The Importance of Franchisee Selection02/11/2009
Many franchisors, particularly of emerging concepts, tend to focus on finding and signing up any willing franchise buyer. While understandable, franchise agreements are long-term relationships, and franchisors are investing in their franchisees just as much as their franchisees are investing in them. Franchisors should remain cognizant of these facts and resist compromising long-term growth for short-term cash flow.
Franchisors should acknowledge and address this issue with their sales staff and independent franchise brokers. With regard to employees or independent contractor sales representatives, structuring compensation based on the performance of the franchisees they recruit should reduce the temptation to submit under-qualified prospects so as to increase the volume initial franchise fees.
The following considerations are frequently cited by industry experts as fundamental criteria for evaluating prospective franchisees. Successful franchisors generally define what qualities their successful operations share, and then remain loyal to these fundamental principles for determining the viability of candidates:
- Ability to learn and subscribe to the franchisor’s system;
- Possessing the personal qualities of successful operators of existing locations;
- Having relevant business experience or general business acumen;
- Being located in a geographic and demographic area that favors the franchise concept;
- Having access to capital; and
- Having grounded and realistic expectations.

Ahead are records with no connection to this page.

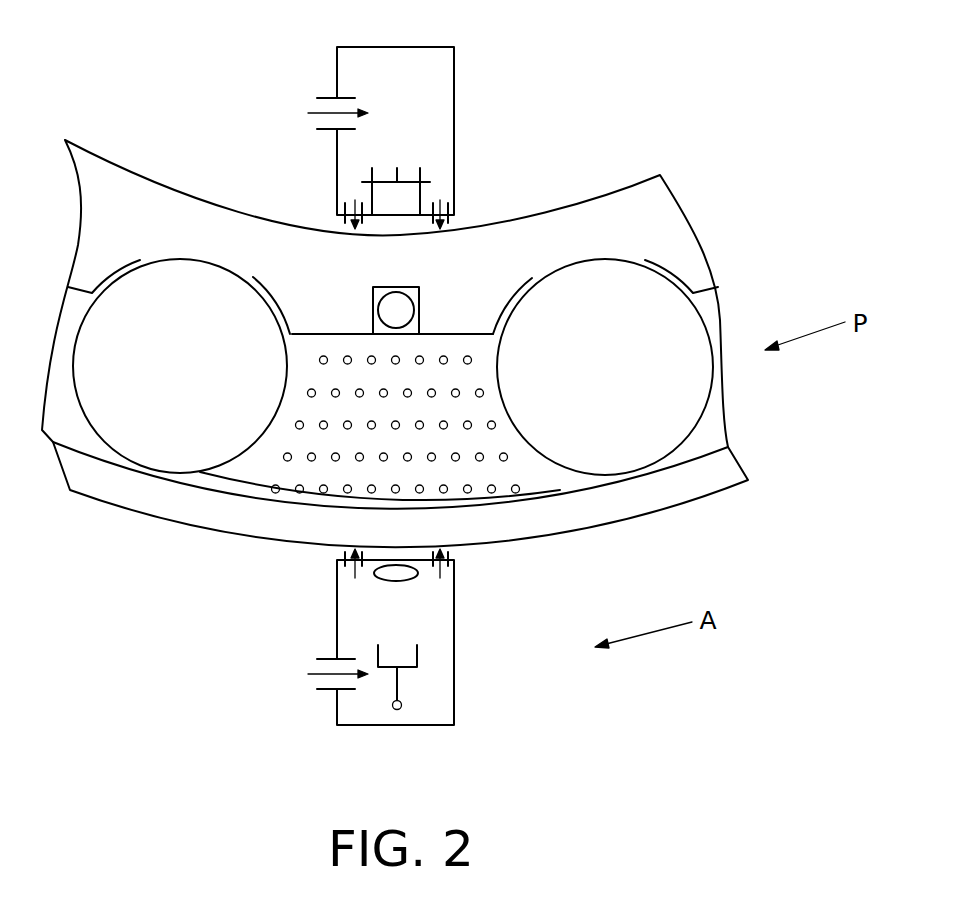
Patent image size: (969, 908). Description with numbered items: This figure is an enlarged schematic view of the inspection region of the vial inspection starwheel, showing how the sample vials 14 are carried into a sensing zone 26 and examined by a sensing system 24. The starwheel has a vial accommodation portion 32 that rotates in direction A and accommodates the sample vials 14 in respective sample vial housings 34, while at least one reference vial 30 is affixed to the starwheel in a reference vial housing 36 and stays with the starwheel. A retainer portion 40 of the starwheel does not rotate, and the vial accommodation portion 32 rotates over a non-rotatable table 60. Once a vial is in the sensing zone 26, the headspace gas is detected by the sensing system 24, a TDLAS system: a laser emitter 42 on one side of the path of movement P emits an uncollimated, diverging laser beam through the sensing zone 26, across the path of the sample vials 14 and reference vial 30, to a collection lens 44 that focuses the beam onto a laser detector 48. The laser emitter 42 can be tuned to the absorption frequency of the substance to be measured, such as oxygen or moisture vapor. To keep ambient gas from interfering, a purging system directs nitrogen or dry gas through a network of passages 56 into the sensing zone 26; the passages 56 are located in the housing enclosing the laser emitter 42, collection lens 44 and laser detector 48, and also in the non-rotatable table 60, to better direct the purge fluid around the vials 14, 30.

The sample vial 14 is at (118, 440).
The sensing system 24 is at (314, 618).
The sensing zone 26 is at (441, 436).
The reference vial 30 is at (395, 302).
The vial accommodation portion 32 is at (677, 227).
The sample vial housing 34 is at (118, 268).
The reference vial housing 36 is at (373, 330).
The retainer portion 40 is at (697, 482).
The laser emitter 42 is at (407, 197).
The collection lens 44 is at (372, 577).
The laser detector 48 is at (402, 690).
The passages 56 is at (333, 98).
The non-rotatable table 60 is at (312, 496).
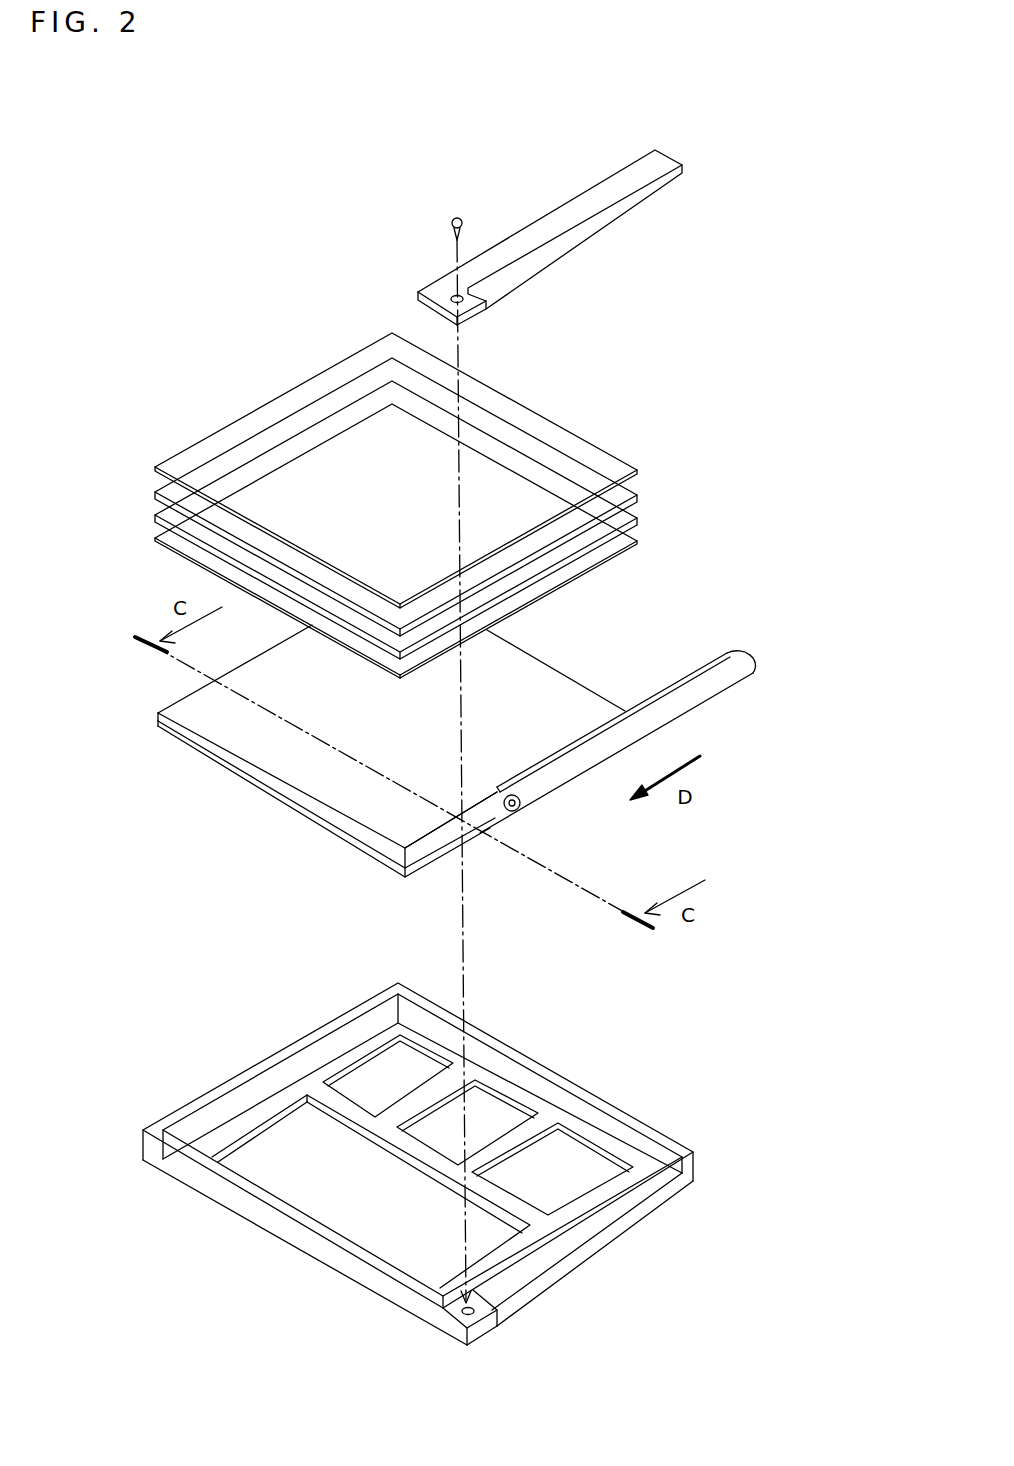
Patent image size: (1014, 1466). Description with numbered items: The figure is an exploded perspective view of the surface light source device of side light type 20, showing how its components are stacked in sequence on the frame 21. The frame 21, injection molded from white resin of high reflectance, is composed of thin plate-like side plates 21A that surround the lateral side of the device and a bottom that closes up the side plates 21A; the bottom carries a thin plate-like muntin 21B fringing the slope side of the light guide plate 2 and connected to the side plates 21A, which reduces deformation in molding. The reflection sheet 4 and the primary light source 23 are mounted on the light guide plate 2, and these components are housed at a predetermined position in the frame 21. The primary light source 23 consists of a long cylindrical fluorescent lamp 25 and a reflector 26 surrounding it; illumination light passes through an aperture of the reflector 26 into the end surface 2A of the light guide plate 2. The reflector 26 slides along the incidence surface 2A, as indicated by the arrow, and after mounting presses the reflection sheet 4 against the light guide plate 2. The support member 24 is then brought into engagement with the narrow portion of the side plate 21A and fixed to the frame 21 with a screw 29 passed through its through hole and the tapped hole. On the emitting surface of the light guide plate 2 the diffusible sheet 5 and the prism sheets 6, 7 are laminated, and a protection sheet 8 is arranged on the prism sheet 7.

The surface light source device of side light type 20 is at (278, 190).
The light guide plate 2 is at (382, 774).
The end surface 2A is at (430, 843).
The reflection sheet 4 is at (333, 830).
The diffusible sheet 5 is at (597, 532).
The prism sheet 6 is at (595, 518).
The prism sheet 7 is at (595, 494).
The protection sheet 8 is at (595, 470).
The frame 21 is at (476, 1164).
The side plates 21A is at (668, 1133).
The muntin 21B is at (552, 1222).
The primary light source 23 is at (640, 699).
The support member 24 is at (565, 215).
The fluorescent lamp 25 is at (520, 806).
The reflector 26 is at (662, 717).
The screw 29 is at (447, 226).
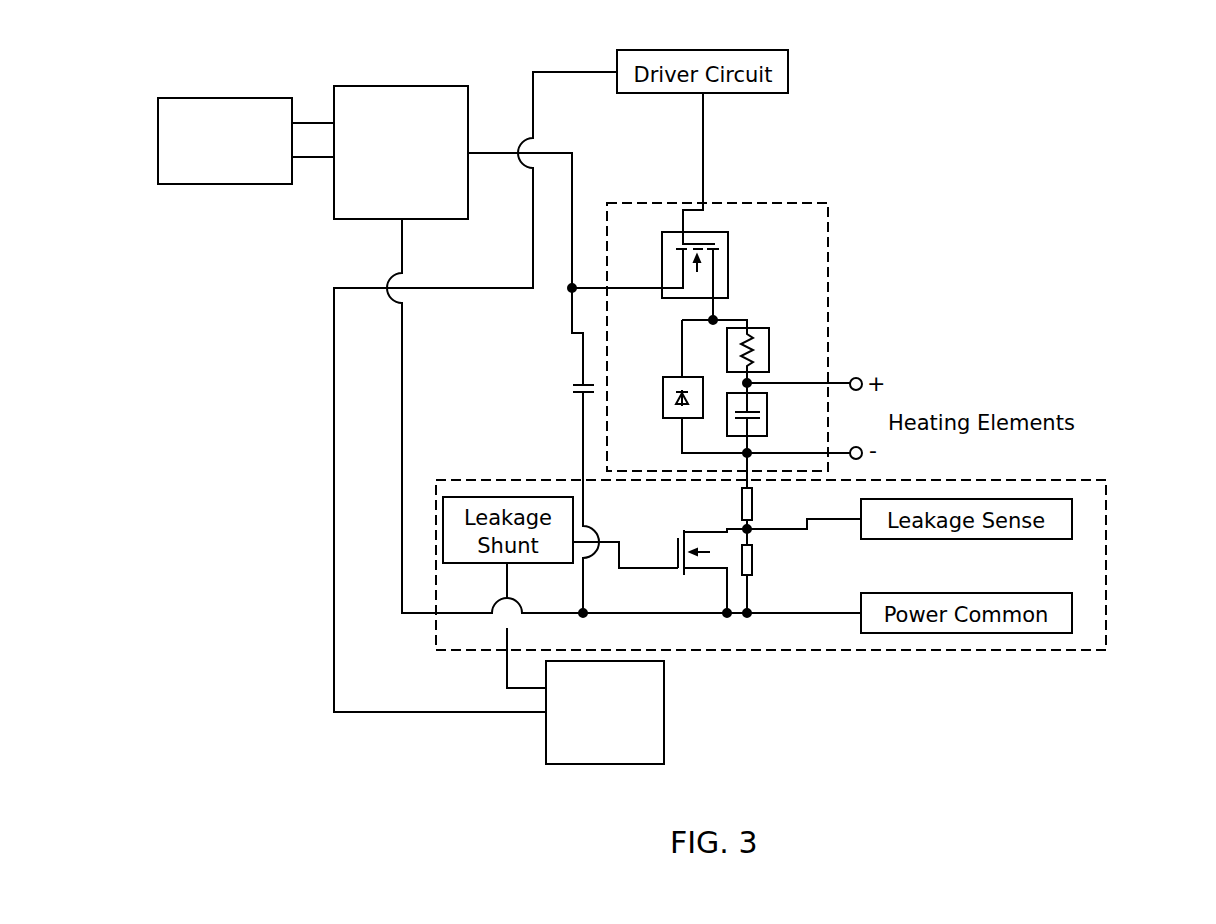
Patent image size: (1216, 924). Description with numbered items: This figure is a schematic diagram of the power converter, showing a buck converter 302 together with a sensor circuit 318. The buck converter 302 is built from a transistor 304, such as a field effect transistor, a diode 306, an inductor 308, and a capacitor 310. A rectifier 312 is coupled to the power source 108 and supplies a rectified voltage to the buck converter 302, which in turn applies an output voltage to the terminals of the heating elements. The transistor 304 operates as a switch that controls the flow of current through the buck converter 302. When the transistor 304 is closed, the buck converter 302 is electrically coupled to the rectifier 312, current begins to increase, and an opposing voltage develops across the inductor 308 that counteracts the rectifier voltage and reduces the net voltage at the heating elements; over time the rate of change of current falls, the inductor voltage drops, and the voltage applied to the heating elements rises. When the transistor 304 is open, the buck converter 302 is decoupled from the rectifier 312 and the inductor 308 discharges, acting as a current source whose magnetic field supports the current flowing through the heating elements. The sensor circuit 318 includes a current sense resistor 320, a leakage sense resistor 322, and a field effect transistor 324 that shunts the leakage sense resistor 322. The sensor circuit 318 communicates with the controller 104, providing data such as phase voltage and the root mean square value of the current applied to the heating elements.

The controller 104 is at (664, 705).
The power source 108 is at (205, 98).
The buck converter 302 is at (815, 203).
The transistor 304 is at (738, 247).
The diode 306 is at (677, 377).
The inductor 308 is at (755, 328).
The capacitor 310 is at (768, 402).
The rectifier 312 is at (390, 86).
The sensor circuit 318 is at (1106, 531).
The current sense resistor 320 is at (742, 504).
The leakage sense resistor 322 is at (752, 558).
The field effect transistor 324 is at (705, 580).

The need to select quality prospects as franchisees is particularly important for new and early-stage franchisors. Signing an under-qualified franchisee as one of the first non-affiliated representatives of a franchise system may have dire effects on a new system’s ability to attract qualified franchisees. When counseling prospective franchisees, we recommend that they speak with as many existing and former franchisees as possible when performing their due diligence. If one or a few franchise owners are unhappy, have been unsuccessful or are simply unimpressive as people, this will impact a prospect’s view of the franchise system as a whole. Moreover, prospects may question the value of being associated with a franchisor’s brand if existing franchised outlets do not appear successful, regardless of the underlying reason for their lack of success.
By carefully screening and interviewing franchise prospects, franchisors can protect the quality and value of their franchise systems, enhance their ability to sell additional franchises, and avoid the headaches of franchise terminations and legal disputes. Selecting quality franchisees should be a top priority for any franchisor with a goal of long-term success.